Lesenswert ist das schmale Bändchen im Übrigen allein schon wegen eines ausführlichen und erstmals veröffentlichten Interviews mit Cornel West. In dem Gespräch - geführt 2011 mit dem New Yorker Philosophen und Journalisten Eduardo Mendieta - gibt West Auskunft über seine philosophischen Quellen, die auch die großen europäischen und deutschen Philosophen umfassen. Er schildert seine Kindheit und seinen Kampf gegen einen latent vorhandenen Rassismus, er zeigt, woher Philosophie kommt: aus dem Dreck der Straße, dem "Blues", dem unbedingten Willen, in diesem einen Leben die Welt zum Besseren zu verändern.
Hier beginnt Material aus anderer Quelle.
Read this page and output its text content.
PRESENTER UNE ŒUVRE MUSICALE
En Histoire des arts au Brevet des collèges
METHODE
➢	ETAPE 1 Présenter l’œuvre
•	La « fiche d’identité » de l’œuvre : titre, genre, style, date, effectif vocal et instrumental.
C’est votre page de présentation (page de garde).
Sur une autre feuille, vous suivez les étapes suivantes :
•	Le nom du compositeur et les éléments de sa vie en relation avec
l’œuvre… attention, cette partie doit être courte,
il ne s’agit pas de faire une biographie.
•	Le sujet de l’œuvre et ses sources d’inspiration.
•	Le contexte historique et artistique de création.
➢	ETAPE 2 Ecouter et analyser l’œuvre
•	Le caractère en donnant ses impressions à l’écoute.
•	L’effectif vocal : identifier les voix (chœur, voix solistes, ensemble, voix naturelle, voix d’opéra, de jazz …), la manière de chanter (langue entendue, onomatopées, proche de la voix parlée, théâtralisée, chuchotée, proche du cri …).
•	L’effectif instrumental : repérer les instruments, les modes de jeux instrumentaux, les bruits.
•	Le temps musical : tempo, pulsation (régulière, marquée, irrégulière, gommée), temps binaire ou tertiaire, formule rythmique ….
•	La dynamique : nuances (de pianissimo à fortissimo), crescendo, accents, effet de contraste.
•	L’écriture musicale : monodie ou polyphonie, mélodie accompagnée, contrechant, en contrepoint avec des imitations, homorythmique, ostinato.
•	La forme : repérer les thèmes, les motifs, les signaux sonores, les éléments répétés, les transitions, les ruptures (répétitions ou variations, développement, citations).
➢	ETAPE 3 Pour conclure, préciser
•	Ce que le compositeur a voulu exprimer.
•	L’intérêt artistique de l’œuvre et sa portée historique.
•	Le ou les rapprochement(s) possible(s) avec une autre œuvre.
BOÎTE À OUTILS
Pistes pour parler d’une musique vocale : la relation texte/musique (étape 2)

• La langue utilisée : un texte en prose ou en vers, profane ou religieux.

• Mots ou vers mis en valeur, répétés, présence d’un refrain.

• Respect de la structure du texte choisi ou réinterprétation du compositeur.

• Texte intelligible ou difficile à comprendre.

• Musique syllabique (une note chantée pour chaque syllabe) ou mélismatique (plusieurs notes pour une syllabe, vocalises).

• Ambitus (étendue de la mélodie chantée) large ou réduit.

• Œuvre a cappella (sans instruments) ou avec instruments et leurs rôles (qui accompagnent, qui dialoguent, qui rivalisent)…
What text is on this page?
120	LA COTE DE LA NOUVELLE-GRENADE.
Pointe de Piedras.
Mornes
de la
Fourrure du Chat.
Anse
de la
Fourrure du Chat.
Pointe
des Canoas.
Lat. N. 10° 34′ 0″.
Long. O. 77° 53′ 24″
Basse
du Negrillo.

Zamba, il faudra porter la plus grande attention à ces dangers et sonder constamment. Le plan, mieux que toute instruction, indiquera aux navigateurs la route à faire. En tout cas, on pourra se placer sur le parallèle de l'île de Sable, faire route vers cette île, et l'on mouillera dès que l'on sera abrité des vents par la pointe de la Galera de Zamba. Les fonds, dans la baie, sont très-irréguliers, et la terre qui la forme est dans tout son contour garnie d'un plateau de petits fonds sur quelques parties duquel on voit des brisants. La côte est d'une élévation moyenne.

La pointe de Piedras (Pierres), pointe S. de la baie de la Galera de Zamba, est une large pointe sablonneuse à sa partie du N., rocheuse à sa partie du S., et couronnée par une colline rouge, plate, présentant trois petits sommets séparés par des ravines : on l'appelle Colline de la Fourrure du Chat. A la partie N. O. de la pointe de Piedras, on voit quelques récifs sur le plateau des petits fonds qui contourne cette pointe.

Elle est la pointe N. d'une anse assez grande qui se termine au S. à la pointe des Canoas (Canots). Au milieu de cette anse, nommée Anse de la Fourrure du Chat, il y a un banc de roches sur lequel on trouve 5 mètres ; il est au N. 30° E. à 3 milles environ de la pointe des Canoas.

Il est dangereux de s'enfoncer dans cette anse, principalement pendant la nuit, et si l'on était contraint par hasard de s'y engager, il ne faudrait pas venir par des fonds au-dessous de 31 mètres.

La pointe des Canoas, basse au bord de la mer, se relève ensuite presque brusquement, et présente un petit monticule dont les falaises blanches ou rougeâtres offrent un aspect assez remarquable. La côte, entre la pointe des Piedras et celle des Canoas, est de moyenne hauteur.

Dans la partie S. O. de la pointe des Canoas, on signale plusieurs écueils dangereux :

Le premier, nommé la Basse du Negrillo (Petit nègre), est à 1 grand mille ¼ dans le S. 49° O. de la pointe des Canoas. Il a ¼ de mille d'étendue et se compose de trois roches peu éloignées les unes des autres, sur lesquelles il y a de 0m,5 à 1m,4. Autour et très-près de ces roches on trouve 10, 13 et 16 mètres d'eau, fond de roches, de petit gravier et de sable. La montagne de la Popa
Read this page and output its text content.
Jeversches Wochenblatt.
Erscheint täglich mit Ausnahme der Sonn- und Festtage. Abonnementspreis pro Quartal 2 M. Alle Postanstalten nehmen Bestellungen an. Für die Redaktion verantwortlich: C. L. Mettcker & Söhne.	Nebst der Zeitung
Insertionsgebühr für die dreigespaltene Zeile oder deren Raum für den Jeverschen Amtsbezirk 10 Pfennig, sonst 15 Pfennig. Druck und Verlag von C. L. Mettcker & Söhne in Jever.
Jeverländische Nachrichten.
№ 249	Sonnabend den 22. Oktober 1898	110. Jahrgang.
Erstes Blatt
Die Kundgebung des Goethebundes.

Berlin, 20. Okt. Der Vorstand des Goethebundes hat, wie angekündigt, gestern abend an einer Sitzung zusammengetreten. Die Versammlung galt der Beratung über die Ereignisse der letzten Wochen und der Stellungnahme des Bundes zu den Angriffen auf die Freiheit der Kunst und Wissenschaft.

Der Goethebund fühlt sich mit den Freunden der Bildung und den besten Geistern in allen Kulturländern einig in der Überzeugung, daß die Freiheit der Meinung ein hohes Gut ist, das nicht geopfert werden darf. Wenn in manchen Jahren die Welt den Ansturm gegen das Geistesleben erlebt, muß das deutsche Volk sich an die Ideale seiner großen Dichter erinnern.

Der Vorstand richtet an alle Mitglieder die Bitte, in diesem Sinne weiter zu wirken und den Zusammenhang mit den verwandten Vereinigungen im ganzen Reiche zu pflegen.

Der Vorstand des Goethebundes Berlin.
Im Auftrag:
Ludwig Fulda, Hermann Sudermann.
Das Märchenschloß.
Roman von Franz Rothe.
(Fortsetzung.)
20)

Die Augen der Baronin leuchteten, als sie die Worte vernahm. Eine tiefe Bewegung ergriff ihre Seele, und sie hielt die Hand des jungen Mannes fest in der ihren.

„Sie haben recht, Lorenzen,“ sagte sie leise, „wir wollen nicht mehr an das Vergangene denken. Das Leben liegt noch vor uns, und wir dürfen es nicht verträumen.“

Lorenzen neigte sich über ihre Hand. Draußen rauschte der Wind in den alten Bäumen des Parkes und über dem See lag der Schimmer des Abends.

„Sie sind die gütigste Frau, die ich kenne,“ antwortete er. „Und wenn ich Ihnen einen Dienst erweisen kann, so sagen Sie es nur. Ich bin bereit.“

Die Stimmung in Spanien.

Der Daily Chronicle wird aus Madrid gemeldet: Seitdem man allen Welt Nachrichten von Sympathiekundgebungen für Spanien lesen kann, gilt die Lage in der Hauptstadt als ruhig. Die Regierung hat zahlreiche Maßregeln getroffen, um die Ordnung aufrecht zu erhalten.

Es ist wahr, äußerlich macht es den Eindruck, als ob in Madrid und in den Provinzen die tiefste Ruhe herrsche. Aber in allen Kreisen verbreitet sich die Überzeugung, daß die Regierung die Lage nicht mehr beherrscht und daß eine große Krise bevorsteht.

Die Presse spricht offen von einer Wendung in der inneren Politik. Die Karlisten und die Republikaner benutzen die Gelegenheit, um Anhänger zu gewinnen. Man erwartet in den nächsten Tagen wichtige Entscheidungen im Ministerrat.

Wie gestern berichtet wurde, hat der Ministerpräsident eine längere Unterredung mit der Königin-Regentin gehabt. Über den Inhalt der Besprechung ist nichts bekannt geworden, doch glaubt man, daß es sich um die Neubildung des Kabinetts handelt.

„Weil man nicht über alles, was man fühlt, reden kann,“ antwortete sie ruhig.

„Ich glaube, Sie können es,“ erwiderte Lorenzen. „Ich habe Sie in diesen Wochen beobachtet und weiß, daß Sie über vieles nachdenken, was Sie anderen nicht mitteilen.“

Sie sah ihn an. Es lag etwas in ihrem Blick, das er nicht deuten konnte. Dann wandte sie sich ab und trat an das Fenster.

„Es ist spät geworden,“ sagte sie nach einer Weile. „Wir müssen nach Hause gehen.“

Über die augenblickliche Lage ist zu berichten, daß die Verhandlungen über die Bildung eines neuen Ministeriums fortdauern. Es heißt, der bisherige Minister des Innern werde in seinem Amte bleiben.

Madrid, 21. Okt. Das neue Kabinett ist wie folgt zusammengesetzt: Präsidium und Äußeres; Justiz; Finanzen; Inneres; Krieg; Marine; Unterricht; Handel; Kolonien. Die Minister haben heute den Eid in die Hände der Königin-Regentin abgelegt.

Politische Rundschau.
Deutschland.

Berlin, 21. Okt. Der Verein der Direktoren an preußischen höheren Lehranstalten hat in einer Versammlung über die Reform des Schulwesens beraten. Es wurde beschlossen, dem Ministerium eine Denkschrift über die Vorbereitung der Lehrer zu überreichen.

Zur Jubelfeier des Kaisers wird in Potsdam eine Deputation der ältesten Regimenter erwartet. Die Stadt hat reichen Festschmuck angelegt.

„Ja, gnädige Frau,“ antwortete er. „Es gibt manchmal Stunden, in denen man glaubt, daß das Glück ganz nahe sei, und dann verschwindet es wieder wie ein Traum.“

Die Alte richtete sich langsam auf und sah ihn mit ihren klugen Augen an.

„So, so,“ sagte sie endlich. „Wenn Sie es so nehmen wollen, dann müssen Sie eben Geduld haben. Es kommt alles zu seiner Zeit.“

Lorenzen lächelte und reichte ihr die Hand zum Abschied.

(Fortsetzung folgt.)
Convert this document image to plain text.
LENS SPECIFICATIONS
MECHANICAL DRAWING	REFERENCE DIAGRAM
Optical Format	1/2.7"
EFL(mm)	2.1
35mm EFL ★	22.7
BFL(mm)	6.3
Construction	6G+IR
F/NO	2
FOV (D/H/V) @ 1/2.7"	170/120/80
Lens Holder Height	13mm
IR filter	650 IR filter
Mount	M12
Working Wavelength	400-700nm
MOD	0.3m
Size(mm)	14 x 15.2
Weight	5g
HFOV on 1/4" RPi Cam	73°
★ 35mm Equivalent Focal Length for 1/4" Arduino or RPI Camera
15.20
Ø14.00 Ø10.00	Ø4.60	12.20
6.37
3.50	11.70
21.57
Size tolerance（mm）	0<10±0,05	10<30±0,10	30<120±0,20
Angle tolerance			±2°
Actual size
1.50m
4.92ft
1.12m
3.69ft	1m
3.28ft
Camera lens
Wie einst sein Vorbild Martin Luther King.

 

Und so endet das Buch auch mit dem Versuch, sein Projekt in wenigen Worten zusammenzufassen. Prophetischer Pragmatismus, das meint vor allem "Mut, kritisch zu denken", so West. "Mut, zu lieben, und Mut zur Hoffnung vor dem Hintergrund katastrophaler Dunkelheit - aber immer mit einem Lächeln am Ende."